Friday, August 7, 2020

R.I.P.

Last month, on  hot and humid New York day, not far from her birthplace and home for most of her one hundred and five years, my husband and sister, along with family members in face masks, buried, literally, their matriarch. Into the grave which already was home to a daughter and a husband. Under a mercifully-placed shade tree.  The graveside service followed two hours of a somewhat traditional wake. An open casket. An assembly of far less than would have been expected had we not still been in the throws of a pandemic that won't quit.  The second pandemic experienced during the lifetime of my newly-deceased mother-in-law.

Her death did not come as a surprise. Rather, the end of a gentle roll. My husband who spoke to her every day for the past twenty-plus years, admitted to himself, at least, that she "left" us months and months ago. Her mind was blissfully elsewhere.  Her body, free from chronicity, just wouldn't allow her to travel back to meet up with the pre-deceased but I have a feeling that there were conferences and plans for a summit were in the waiting.  If anything, my husband and his family have been known for taking a long hard look at things before making decisions.  She, especially, was known to have scanned every weekly food store flyer before making her shopping list.  Never having driven, she probably had little notion of how much patience she extracted from first, her husband, and later, her children, as they transported her from store to store.  Gas and mileage were never factored into the "savings" that she would realize and triumph over. A "sale" was a "sale" and good value meant the world to a woman who grew up during the Great Depression, remembering each and every challenge as if it had happened the day before yesterday. A stockpile of coffee in her basement meant the equivalent of a gold mine. Pandemic after pandemic, this was a woman who would not have run out of toilet paper. 

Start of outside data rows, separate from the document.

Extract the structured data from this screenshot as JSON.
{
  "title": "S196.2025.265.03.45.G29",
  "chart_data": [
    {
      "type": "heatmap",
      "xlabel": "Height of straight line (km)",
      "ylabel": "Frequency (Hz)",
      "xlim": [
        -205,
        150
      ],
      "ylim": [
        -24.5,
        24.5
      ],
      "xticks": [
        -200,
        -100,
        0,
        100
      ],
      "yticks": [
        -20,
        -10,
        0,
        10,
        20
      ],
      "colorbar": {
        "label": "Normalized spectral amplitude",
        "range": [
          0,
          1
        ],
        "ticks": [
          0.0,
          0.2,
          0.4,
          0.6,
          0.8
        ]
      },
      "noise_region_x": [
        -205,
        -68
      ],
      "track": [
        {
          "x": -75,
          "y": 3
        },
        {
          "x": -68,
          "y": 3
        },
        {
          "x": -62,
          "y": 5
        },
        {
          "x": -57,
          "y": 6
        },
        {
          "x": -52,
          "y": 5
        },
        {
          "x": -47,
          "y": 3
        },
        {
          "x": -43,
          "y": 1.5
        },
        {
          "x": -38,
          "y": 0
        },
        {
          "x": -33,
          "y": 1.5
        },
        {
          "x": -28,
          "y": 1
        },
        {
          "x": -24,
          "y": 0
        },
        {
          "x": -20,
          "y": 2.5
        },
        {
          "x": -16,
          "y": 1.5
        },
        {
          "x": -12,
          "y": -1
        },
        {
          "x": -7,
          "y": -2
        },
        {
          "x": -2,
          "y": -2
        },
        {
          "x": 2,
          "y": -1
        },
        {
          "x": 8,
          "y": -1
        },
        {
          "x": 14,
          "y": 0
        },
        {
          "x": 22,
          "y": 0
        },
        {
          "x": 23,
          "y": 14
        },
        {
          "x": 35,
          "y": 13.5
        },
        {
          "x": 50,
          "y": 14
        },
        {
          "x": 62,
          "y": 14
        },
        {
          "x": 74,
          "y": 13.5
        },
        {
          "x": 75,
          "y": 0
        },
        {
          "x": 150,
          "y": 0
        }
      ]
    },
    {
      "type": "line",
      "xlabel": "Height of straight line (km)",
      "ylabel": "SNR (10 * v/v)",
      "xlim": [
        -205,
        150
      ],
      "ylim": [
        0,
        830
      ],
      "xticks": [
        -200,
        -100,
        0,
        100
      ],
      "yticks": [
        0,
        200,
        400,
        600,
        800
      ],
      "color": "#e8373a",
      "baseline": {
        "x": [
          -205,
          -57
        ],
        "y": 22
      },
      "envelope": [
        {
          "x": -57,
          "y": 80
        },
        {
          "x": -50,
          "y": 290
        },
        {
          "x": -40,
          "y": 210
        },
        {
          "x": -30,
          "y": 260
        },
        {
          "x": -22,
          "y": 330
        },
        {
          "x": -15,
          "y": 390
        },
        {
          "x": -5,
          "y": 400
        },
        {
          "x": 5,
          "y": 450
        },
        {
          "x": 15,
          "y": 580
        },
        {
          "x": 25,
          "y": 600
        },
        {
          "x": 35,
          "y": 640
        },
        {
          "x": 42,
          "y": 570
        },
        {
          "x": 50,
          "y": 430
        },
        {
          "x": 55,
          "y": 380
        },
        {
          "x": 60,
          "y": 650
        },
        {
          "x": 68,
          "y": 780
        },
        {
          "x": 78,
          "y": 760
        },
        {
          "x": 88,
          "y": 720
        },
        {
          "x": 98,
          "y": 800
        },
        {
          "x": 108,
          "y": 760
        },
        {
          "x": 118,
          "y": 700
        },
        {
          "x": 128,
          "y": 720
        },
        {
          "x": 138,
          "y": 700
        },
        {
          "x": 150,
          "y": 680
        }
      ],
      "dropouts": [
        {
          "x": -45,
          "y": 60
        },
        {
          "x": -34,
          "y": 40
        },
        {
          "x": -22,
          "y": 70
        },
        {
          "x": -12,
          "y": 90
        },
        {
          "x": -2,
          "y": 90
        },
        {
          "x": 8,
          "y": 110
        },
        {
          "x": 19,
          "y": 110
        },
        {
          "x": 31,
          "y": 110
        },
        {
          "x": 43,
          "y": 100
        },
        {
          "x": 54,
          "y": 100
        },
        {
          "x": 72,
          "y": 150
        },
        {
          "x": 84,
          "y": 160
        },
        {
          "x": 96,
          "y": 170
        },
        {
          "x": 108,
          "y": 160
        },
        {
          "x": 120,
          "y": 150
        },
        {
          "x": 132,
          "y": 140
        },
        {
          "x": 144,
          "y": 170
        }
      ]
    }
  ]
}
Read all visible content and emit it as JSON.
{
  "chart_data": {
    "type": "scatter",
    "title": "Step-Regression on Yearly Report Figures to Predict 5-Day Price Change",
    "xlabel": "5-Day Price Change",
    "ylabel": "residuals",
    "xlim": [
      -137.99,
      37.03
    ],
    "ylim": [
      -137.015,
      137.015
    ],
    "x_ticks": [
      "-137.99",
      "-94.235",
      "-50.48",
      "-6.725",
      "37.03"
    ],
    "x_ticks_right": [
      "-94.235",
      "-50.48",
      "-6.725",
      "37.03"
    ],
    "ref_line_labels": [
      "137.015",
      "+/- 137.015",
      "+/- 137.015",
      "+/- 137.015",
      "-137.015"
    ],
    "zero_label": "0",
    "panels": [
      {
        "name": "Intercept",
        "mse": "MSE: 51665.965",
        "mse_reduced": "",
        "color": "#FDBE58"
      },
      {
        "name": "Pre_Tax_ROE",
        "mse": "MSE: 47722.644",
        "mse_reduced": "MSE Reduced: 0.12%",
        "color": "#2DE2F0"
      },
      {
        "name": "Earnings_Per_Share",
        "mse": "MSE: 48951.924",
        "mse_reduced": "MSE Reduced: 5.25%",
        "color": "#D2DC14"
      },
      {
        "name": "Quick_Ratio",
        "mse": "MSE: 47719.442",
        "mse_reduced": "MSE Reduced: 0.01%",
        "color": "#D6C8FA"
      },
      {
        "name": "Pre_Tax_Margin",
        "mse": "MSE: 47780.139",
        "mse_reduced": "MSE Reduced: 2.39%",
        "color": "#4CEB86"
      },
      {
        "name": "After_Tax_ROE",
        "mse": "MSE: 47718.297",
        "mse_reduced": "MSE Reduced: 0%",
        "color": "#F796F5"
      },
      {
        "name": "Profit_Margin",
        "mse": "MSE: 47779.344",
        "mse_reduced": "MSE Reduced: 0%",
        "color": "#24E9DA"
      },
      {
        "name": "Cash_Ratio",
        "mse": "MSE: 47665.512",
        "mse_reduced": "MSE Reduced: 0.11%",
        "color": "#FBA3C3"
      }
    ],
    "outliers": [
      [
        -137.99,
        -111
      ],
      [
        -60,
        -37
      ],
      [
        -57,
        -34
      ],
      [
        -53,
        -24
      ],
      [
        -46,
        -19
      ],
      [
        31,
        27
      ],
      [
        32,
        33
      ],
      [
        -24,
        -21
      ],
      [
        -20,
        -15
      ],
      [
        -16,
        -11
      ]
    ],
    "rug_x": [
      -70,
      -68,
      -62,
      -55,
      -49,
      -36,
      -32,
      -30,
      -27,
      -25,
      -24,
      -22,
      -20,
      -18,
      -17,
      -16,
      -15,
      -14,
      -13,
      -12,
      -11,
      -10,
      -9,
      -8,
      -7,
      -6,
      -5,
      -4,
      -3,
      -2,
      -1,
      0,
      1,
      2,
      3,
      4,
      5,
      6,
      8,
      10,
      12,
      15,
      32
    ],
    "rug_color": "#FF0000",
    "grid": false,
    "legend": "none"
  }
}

There are stories.  There will be a million more.  You cannot possibly live one hundred and five years without amassing a tome.  Her home, the one in which she lived until her final moments, is filled to the rafters with stuff of life.  A child of the depression, she never forgot the angst of not having, and she had all that she needed, and then some, in her married life.  Reluctant to part with things in which she saw value, comfort or beauty, my mother-in-law left closets filled with clothing and a house filled with dishes, bric-a-brac and furnishings.  The next few months will become an emotional roller coaster as her family pulls that long history apart, dish by dish, figurine by figurine, dress by dress.  I recall having done that with my own parent's house and one day, when my father, the last of our living parents, passes from this life, his possessions will hardly fill a small box.  I don't know which scenario is sadder. 

My husband and I have now realigned ourselves in the family order.  We are the "elders", the generation that we replaced.  Our children and grandchildren will be looking at us with new eyes, a new perspective. We'll be weighed and measured, spotted and checked on in ways to which we are not accustomed. Yet.